A produção mundial de energia a partir de combustíveis fósseis praticamente estagnou em 2025, marcando um raro intervalo sem expansão de carvão, petróleo e gás. O protagonismo de China e Índia foi decisivo, impulsionado pela rápida incorporação de renováveis aos sistemas elétricos. Esse movimento sinaliza uma inflexão estrutural na matriz global e reforça a competitividade das tecnologias limpas perante as alternativas fósseis.

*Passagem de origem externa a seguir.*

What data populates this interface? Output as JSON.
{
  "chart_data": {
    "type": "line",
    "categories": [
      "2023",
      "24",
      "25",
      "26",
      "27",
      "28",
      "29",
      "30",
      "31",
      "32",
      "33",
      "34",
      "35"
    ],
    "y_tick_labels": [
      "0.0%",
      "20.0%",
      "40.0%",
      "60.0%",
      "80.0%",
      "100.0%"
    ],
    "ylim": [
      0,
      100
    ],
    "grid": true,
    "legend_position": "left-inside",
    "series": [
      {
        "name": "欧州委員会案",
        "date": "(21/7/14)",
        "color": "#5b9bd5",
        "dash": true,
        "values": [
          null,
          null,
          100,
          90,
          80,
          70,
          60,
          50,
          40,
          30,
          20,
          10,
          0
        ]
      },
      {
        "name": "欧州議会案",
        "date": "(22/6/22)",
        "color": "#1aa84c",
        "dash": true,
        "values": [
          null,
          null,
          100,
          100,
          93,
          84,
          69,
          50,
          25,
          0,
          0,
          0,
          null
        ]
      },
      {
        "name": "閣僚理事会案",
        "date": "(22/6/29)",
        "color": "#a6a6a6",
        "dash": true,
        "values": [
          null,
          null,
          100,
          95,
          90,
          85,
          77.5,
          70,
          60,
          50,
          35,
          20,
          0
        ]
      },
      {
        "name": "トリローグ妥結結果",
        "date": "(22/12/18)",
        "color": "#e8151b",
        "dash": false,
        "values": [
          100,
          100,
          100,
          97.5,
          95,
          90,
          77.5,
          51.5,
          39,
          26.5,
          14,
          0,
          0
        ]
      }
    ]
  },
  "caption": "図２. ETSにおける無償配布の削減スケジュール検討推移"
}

Segundo a Ember, houve retração de 0,2% na geração fóssil mundial no período, rompendo uma tendência de décadas sustentada pelo crescimento da demanda elétrica. Pela primeira vez no século XXI, China e Índia reduziram simultaneamente sua produção fóssil, viabilizadas pela forte expansão da capacidade instalada de fontes renováveis e por políticas de incentivo que aceleraram novos projetos.
Na China, a queda da geração fóssil foi ancorada por um crescimento recorde da energia solar, capaz de suprir parcela relevante da nova carga. Esse avanço ocorreu em paralelo à ampliação das redes e ao barateamento de módulos fotovoltaicos, que reduziram custos de implantação e operação, aumentando a atratividade dos investimentos privados.
Na Índia, o salto combinado de geração eólica e hidrelétrica somado à solar diminuiu a necessidade de ampliar térmicas a carvão e gás. O reforço de leilões, PPAs corporativos e melhorias no despacho contribuíram para estabilizar o sistema e conter emissões, mesmo com a demanda final em alta.
A nível global, a energia solar liderou o acréscimo líquido do consumo elétrico em 2025, reforçando seu papel como tecnologia de base da transição. Esse desempenho fortalece cadeias produtivas, pressiona custos para baixo e acelera a substituição de ativos fósseis ineficientes, com benefícios ambientais e de segurança energética.
No Brasil, fundos como o SNEL11 buscam capturar essa tendência por meio de usinas solares em geração distribuída, estratégia apoiada pela busca de redução de custos na ponta. O veículo anunciou a aquisição de 20 usinas em múltiplos estados, somando 87,5 MWp em um investimento de R$ 436,2 milhões, e reportou valorização de 12,19% em 12 meses, além de aumento de cerca de 38% no número de cotistas.
O cenário doméstico é favorável: o setor solar já movimentou mais de R$ 300 bilhões desde seu ciclo de expansão, gerando mais de 2 milhões de empregos e R$ 96 bilhões em tributos. Com a continuidade de projetos e marcos regulatórios, a convergência entre investimento e queda de custos tende a consolidar a liderança da solar na matriz. Em paralelo, China e Índia devem seguir determinantes na trajetória de descarbonização global.